Ulteriore sottocategoria è quella, sempre negli arrendevoli, definibile tramite la seguente definizione : “la tecnica è neutrale e pertanto non importa il colore del committente”. Da questo assunto, apparentemente vero, né consegue che qualsiasi committenza è buona (basta che sia solvibile) quindi si può lavorare per costruire una villa per un gerarca nazista, come la costruzione di una casa del popolo. Ma non è così, anche perché la committenza non è neutra e si serve del tecnico arrendevole  anche per i suoi scopi strumentali. Ingaggiare il tecnico neutro dello schieramento avverso, oltre ad apparire “moderno” è un modo plateale di dimostrare la propria pochezza. E’ solo strumentale. Ma in questo idillio succede una fatto strano. Per quelle cose che restano nel mistero dei comportamenti degli uomini, il tecnico neutrale diventa di parte, asseconda i desiderata del committente. In alcuni casi diventa più committente del committente in una gara a superare il proprio interlocutore.

Mi sto riferendo espressamente a quello che è successo ad esempio a Pisa nella Variante per l’ammodernamento dello Stadio. Le proposte relative alla mobilità prevedono una serie di parcheggi privi di senso pratico. Più parcheggi vuol dire più mobilità su gomma e quindi traffico e quindi inquinamento. Risultato niente sviluppo sostenibile. Ebbene siamo difronte al triplo salto mortale carpiato. Siamo per lo sviluppo sostenibile tramite la realizzazione dei parcheggi per auto. Questi consulenti per assicurarsi, che gli incarichi non cessino, mantengono la duplice veste di progettisti, consulenti e quelle che volete voi, in un determinato campo, ma al tempo stesso presidiano quasi manu militari  il partito del campo avverso. Questa neutralità professionale gli garantisce una rendita di incarichi favolosa. Se un campo ha la  sfortuna di cadere, c’è sempre l’altro a cui affidarsi. E viceversa. Una situazione idilliaca: si vince sempre. Saranno loro i vincenti? Penso proprio di no.

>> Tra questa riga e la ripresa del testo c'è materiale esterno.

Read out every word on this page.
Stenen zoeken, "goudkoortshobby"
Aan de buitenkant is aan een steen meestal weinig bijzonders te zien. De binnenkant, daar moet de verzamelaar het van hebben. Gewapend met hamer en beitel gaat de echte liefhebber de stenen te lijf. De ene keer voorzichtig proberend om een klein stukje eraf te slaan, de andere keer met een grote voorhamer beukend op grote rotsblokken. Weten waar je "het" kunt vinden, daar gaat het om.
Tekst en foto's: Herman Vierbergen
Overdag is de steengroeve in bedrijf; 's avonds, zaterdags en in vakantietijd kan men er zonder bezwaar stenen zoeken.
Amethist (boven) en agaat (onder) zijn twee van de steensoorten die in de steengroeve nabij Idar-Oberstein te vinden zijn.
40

Per garantire una produzione scientifica, tecnica o artistica originale e significativa bisogna sempre rivendicare la libertà di pensiero e di elaborazione. Ogni forma di accettazione del punto di vista del padrone inaridisce la produzione. E’ una dura verità del mondo. Se da una parte “La tendenza generale del mondo è quella di fare della mediocrità la potenza dominante.” (J.S.Mill 1806-1873) dall’altra la contraddizione produce continuamente il suo opposto.

E’ proprio la mediocrità, la bruttezza delle città e delle metropoli moderne, i comportamento degli ignavi, degli arroganti, dei traditori, degli approfittatori, che produrranno le eccellenze, la bellezza, gli spiriti nobili, i miti, i leali che ci salveranno. Il primo passo è separare il grano dal loglio. (volgarmente chiamata zizzania)

Nessun servo può servire a due padroni o odierà l’uno e amerà l’altro oppure si affezionerà all’uno e disprezzerà l’altro. Non potete servire a Dio e a mammona». Vangelo di Luca 16.13

Se qualcuno si sente rappresentato, un po’ coinvolto nei profili che ho fatto può rispondermi.